High-quality autonomous AI interpretation could also benefit patients in underserved regions, helping to reduce health disparities, they said.

Change is coming

As radiology aims to align with the national healthcare goal of providing value-based care, leveraging AI will be a critical step in propelling radiology into Imaging 3.0, according to Miles and Lehman.
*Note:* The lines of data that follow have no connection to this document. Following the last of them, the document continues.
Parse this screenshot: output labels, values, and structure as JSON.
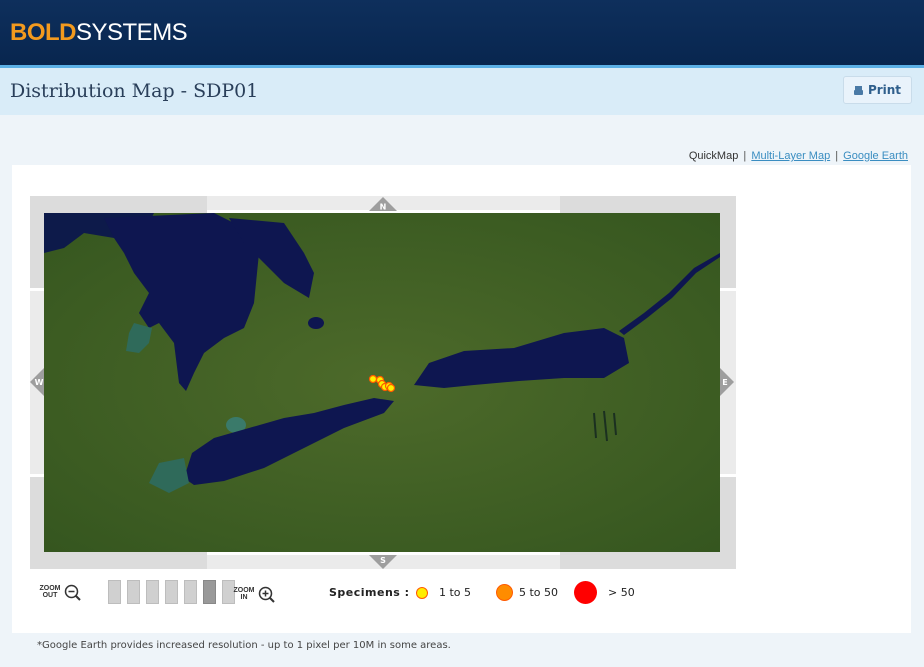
{
  "header": {
    "logo_bold": "BOLD",
    "logo_rest": "SYSTEMS",
    "colors": {
      "logo_accent": "#f39a1e",
      "header_bg": "#0a2a55",
      "strip": "#5bb0e6"
    }
  },
  "titlebar": {
    "title": "Distribution Map - SDP01",
    "print_label": "Print",
    "print_icon": "printer-icon"
  },
  "map_switch": {
    "current": "QuickMap",
    "separator": "|",
    "links": [
      "Multi-Layer Map",
      "Google Earth"
    ]
  },
  "map": {
    "region": "Great Lakes region (Lake Huron, Lake Erie, Lake Ontario) satellite view",
    "nav": {
      "north": "N",
      "south": "S",
      "west": "W",
      "east": "E"
    },
    "specimen_points": [
      {
        "category": "1 to 5"
      },
      {
        "category": "1 to 5"
      },
      {
        "category": "1 to 5"
      },
      {
        "category": "1 to 5"
      },
      {
        "category": "1 to 5"
      },
      {
        "category": "1 to 5"
      }
    ]
  },
  "zoom": {
    "out_label_1": "ZOOM",
    "out_label_2": "OUT",
    "in_label_1": "ZOOM",
    "in_label_2": "IN",
    "levels": 7,
    "current_level": 6,
    "out_icon": "zoom-out-icon",
    "in_icon": "zoom-in-icon"
  },
  "legend": {
    "title": "Specimens :",
    "items": [
      {
        "label": "1 to 5",
        "color": "#ffee00",
        "ring": "#ff5a00"
      },
      {
        "label": "5 to 50",
        "color": "#ff8c00",
        "ring": "#ff5a00"
      },
      {
        "label": "> 50",
        "color": "#ff0000",
        "ring": "#ff0000"
      }
    ]
  },
  "footnote": "*Google Earth provides increased resolution - up to 1 pixel per 10M in some areas."
}
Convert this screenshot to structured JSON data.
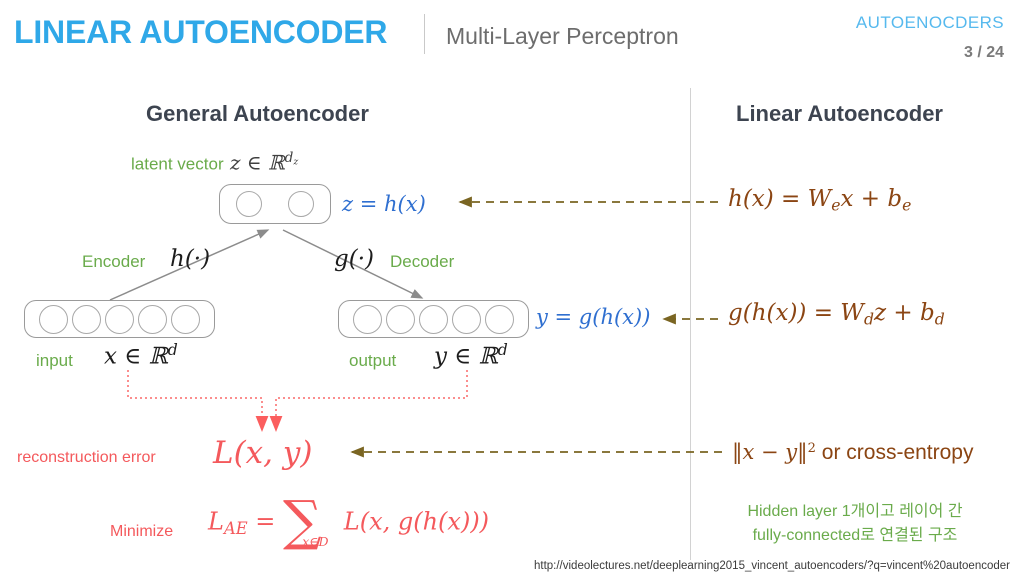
{
  "header": {
    "title": "LINEAR AUTOENCODER",
    "subtitle": "Multi-Layer Perceptron",
    "deck_name": "AUTOENOCDERS",
    "slide_number": "3 / 24",
    "accent_color": "#2fa8e8"
  },
  "columns": {
    "left_heading": "General Autoencoder",
    "right_heading": "Linear Autoencoder"
  },
  "diagram": {
    "latent_vector_label": "latent vector",
    "latent_vector_math": "z ∈ ℝ",
    "latent_vector_sup": "d",
    "latent_vector_sup_sub": "z",
    "latent_neuron_count": 2,
    "input_neuron_count": 5,
    "output_neuron_count": 5,
    "encoder_label": "Encoder",
    "encoder_math": "h(·)",
    "decoder_label": "Decoder",
    "decoder_math": "g(·)",
    "input_label": "input",
    "input_math": "x ∈ ℝ",
    "input_math_sup": "d",
    "output_label": "output",
    "output_math": "y ∈ ℝ",
    "output_math_sup": "d",
    "latent_equation": "z = h(x)",
    "output_equation": "y = g(h(x))",
    "equation_color": "#2f6fd0"
  },
  "loss": {
    "reconstruction_label": "reconstruction error",
    "reconstruction_math": "L(x, y)",
    "minimize_label": "Minimize",
    "minimize_lhs": "L",
    "minimize_lhs_sub": "AE",
    "minimize_eq": "=",
    "minimize_sum": "∑",
    "minimize_sum_sub": "x∈D",
    "minimize_rhs": "L(x, g(h(x)))",
    "color": "#f4595c"
  },
  "linear": {
    "encoder_formula_lhs": "h(x) = W",
    "encoder_formula_sub": "e",
    "encoder_formula_mid": "x + b",
    "encoder_formula_sub2": "e",
    "decoder_formula_lhs": "g(h(x)) = W",
    "decoder_formula_sub": "d",
    "decoder_formula_mid": "z + b",
    "decoder_formula_sub2": "d",
    "loss_formula_math": "‖x − y‖",
    "loss_formula_sup": "2",
    "loss_formula_text": " or cross-entropy",
    "color": "#8b4513"
  },
  "note": {
    "line1": "Hidden layer 1개이고 레이어 간",
    "line2": "fully-connected로 연결된 구조",
    "color": "#6aab4b"
  },
  "footer": {
    "source_url": "http://videolectures.net/deeplearning2015_vincent_autoencoders/?q=vincent%20autoencoder"
  }
}
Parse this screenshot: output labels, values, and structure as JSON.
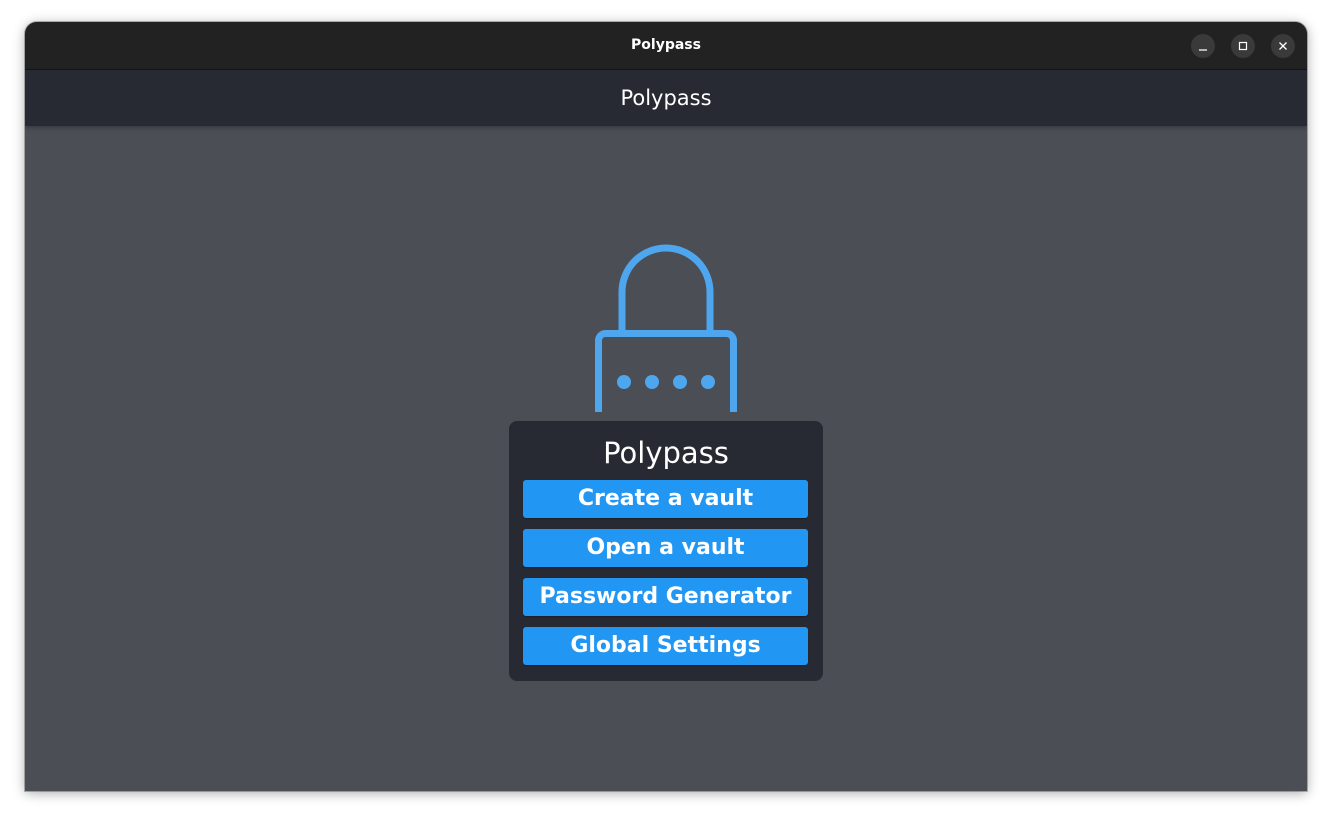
{
  "window": {
    "title": "Polypass",
    "controls": [
      "minimize-icon",
      "maximize-icon",
      "close-icon"
    ]
  },
  "appbar": {
    "title": "Polypass"
  },
  "hero": {
    "icon": "padlock-password-icon",
    "accent_color": "#4ea6ee"
  },
  "menu": {
    "title": "Polypass",
    "buttons": [
      {
        "label": "Create a vault"
      },
      {
        "label": "Open a vault"
      },
      {
        "label": "Password Generator"
      },
      {
        "label": "Global Settings"
      }
    ],
    "button_color": "#2196f3"
  }
}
The daily working life of a radiologist will change, however, when clinical practices adopt AI technology, they noted.

With the initial hype about AI eliminating the role of radiologists in the healthcare system beginning to wane, the question is now shifting to how radiologists will implement AI in their practices to enhance and expand their impact in healthcare, according to Miles and Lehman.

"To that end, it is critical that radiologists be intimately involved in guiding the rapid yet careful application of AI for image interpretation, in support of access to high-quality affordable diagnostic services for the diverse range of patients in need of radiologists' care," they wrote.

An incremental foe?

Initially, radiologists will be happy to benefit from the help of AI, realizing improved efficiency, scheduling, and protocols, said Dr. Frank Lexa of the UPMC Presbyterian Hospital in Pittsburgh and Dr. Saurabh Jha of the Hospital of the University of Pennsylvania.
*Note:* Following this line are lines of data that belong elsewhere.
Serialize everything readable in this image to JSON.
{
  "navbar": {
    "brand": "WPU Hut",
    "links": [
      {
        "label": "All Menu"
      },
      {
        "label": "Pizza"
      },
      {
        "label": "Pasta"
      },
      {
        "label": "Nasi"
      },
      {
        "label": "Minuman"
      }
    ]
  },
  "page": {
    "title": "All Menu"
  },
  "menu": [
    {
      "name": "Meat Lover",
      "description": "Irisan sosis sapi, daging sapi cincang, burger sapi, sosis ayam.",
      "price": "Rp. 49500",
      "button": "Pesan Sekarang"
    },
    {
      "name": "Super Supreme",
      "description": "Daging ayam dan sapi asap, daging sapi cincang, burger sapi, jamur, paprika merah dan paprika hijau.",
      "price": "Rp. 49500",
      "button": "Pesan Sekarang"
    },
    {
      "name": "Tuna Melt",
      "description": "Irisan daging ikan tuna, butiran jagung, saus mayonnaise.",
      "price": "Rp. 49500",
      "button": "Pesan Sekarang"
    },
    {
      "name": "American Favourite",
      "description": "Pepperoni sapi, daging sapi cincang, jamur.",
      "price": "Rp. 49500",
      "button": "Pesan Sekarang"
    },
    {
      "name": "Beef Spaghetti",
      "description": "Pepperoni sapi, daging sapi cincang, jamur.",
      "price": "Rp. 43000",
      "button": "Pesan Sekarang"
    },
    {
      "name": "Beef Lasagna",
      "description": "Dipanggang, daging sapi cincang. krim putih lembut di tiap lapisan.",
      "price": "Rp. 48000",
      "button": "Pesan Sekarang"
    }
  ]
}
"With further improvement, AI will emerge as a second reader, providing a safety net that reduces misses," they wrote in their counterpoint article. "Radiologists will be pleased with their new faceless apprentices."

But AI is unlikely to remain only in a supporting role as the technology inevitably continues to improve, according to the authors. At some point, the balance between radiologists and AI will invert, further accelerating change.

Radiologists will embrace technology that removes 10% of their most time-intensive, dull, and repetitive tasks, but if AI can do 10% of the radiologist's work, there is no reason it won't eventually be able to do 20%, 30%, and then 40% of the work, according to Lexa and Jha.

"This probably will not happen overnight," they wrote. "Rather expect a slow incremental takeover. Many will barely notice the change, except those old enough to remember their professional lives in the pre-AI era."

Impact on jobs

If AI could, for example, do 50% of the work of a radiologist, it would have a significant impact on the radiology workforce. Independent radiologists wouldn't be incentivized to hire more radiologists, while corporate or other managed environments will reason that they don't need as many radiologists as they used to, according to Lexa and Jha.

The earliest adopters of AI will likely be the rising practice models such as corporate radiology, hospital-employed radiologists, and teleradiology, according to Lexa and Jha.

"How they view AI will in large part depend on how they view radiologists, as faceless commodities or as individuals with unique skills," they wrote. "Independent radiology groups, which are declining, may strive to maintain radiologist's individuality, but this is not guaranteed, and they too may commoditize radiologists to maximize revenue."

Nonradiologist users

Lexa and Jha believe it's also possible that nonradiologists will use and own AI. For example, neurology groups could -- incentivized by bundled payments -- adopt AI to complement their interpretive skills and avoid having to pay radiologists.

"Advanced practice practitioners would welcome AI that enhances their scope of practice," they wrote. "Radiologists have few allies to slow or stop AI's deployment."

The risk of working like robots is that it's easier for robots to ultimately replace radiologists, according to Lexa and Jha.

"AI will become our foe unless the human touch to radiology is restored," the authors wrote. "Radiologists must go beyond the pixel to focus on our patients and referring physicians and on doing other tasks that AI cannot do."